To a certain extent, this is what art is supposed to do. Film has long been a collection of values for audiences to identify with, which often drives viewership. But it’s also challenged commonly held ideas, allowing audiences to grow and change with characters on screen.
The divided nature of both our political landscape and our media consumption has led to something of a new phenomenon, something that seems to be a combination of the two. It’s an illusion of a challenge, one that simultaneously justifies beliefs, but makes the audience feel that they are experiencing something difficult.
You can see this in effect with the release of films like Richard Jewell and perhaps to a larger extent, Bombshell. Both films have a commentary on the media. Both fall in line with typical left/right thinking. And while Richard Jewell has suffered justifiable criticism due to accuracy, it tells an important story with that careful, Clint Eastwood eye.
Bombshell tells an important story as well, with less style perhaps, but with as much empathy as it can muster.
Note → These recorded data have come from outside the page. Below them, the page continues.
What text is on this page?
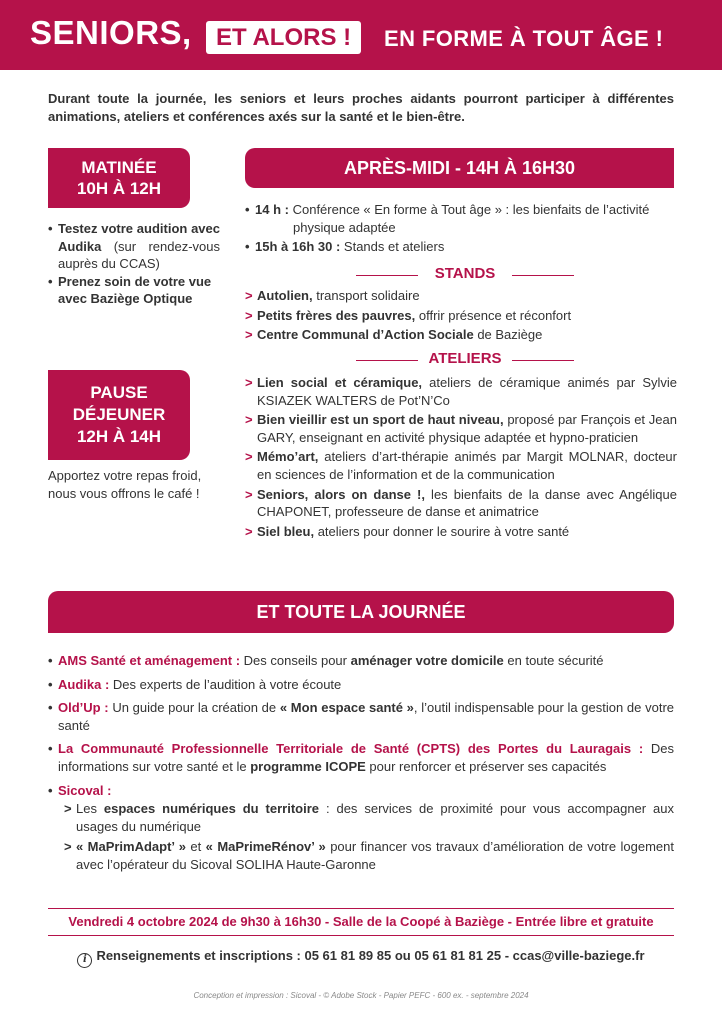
SENIORS,	ET ALORS !	EN FORME À TOUT ÂGE !

Durant toute la journée, les seniors et leurs proches aidants pourront participer à différentes animations, ateliers et conférences axés sur la santé et le bien-être.

MATINÉE
10H À 12H
• Testez votre audition avec Audika (sur rendez-vous auprès du CCAS)
• Prenez soin de votre vue avec Baziège Optique
PAUSE
DÉJEUNER
12H À 14H
Apportez votre repas froid, nous vous offrons le café !
APRÈS-MIDI - 14H À 16H30
• 14 h : Conférence « En forme à Tout âge » : les bienfaits de l’activité
physique adaptée
• 15h à 16h 30 : Stands et ateliers
STANDS
> Autolien, transport solidaire
> Petits frères des pauvres, offrir présence et réconfort
> Centre Communal d’Action Sociale de Baziège
ATELIERS
> Lien social et céramique, ateliers de céramique animés par Sylvie KSIAZEK WALTERS de Pot’N’Co
> Bien vieillir est un sport de haut niveau, proposé par François et Jean GARY, enseignant en activité physique adaptée et hypno-praticien
> Mémo’art, ateliers d’art-thérapie animés par Margit MOLNAR, docteur en sciences de l’information et de la communication
> Seniors, alors on danse !, les bienfaits de la danse avec Angélique CHAPONET, professeure de danse et animatrice
> Siel bleu, ateliers pour donner le sourire à votre santé
ET TOUTE LA JOURNÉE
• AMS Santé et aménagement : Des conseils pour aménager votre domicile en toute sécurité
• Audika : Des experts de l’audition à votre écoute
• Old’Up : Un guide pour la création de « Mon espace santé », l’outil indispensable pour la gestion de votre santé
• La Communauté Professionnelle Territoriale de Santé (CPTS) des Portes du Lauragais : Des informations sur votre santé et le programme ICOPE pour renforcer et préserver ses capacités
• Sicoval :
> Les espaces numériques du territoire : des services de proximité pour vous accompagner aux usages du numérique
> « MaPrimAdapt’ » et « MaPrimeRénov’ » pour financer vos travaux d’amélioration de votre logement avec l’opérateur du Sicoval SOLIHA Haute-Garonne
Vendredi 4 octobre 2024 de 9h30 à 16h30 - Salle de la Coopé à Baziège - Entrée libre et gratuite
i Renseignements et inscriptions : 05 61 81 89 85 ou 05 61 81 81 25 - ccas@ville-baziege.fr
Conception et impression : Sicoval - © Adobe Stock - Papier PEFC - 600 ex. - septembre 2024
It is unlikely that the audiences for these films will cross over, which is probably more interesting than either film is on their own. Bombshell, in particular, isn’t especially great filmmaking, but it has a solid cast. It just seems to tell an incomplete story.
The film shows the downfall of Roger Ailes (John Lithgow), the brains behind the conservative Fox News network. Fox has been excoriated in countless films and books, examined and re-examined, and understandably demonized at every turn. Bombshell places these ideas—the management style, the misogyny, the “balance” as it were—very much in the background. The audience for the film already knows much of this.
Instead, the film is character driven, looking directly at the women who work for the agency and their treatment at the hands of the chairman and CEO. More specifically, it focuses on Gretchen Carlson (Nicole Kidman), Megyn Kelly (Charlize Theron), and a fictionalized newcomer named Kayla (Margot Robbie) as they come to terms with standing up for themselves.
Both Carlson and Kelly are well known former Fox personalities, each having been highly criticized by the left for their contributions to the degradation of public discourse we now enjoy.
But Bombshell isn’t interested in demonizing them. There’s a section of the audience who undoubtedly feels self-satisfaction at the way these women were treated. They were working for the enemy after all. But as we’ve seen over the past few years, Fox is not alone in its culture of harassment. It’s an industry wide problem.
This again makes the topic more compelling than the film itself. Bombshell sort of plods its way through the plot points, things the audience already knows, without revealing much we didn’t. Given the insular nature of the Fox apparatus, it’s unlikely that the characterizations of the main characters are exact and it’s hard to know where the inventions are found.
As I said, the film goes easy on Carlson and Kelly. Maybe too easy. But their politics should be beside the point. Neither has had a strong career after this incident. Kelly in particular, had a very public flame out at NBC. Some of this can be attributed poor editorial choices on her show, like giving Alex Jones a platform, but there were other stories.
Stories about her rudeness. Her likability. The way she treated staff and crew.
The film reinforces Ailes habit of leaking stories to make himself look better. There’s no question that he would leak stories to make his enemies look worse. Does anyone really think that he stopped after being removed from his position? Do we really believe that NBC was above the same behavior? The film doesn’t touch on the aftermath, on the future of its characters.
Bombshell shouldn’t have been just a Fox story. It feels too limited in scope. It is only elevated by the actors themselves. The filmmakers wanted to have something to say, but they were too short-sighted to see what it could have been.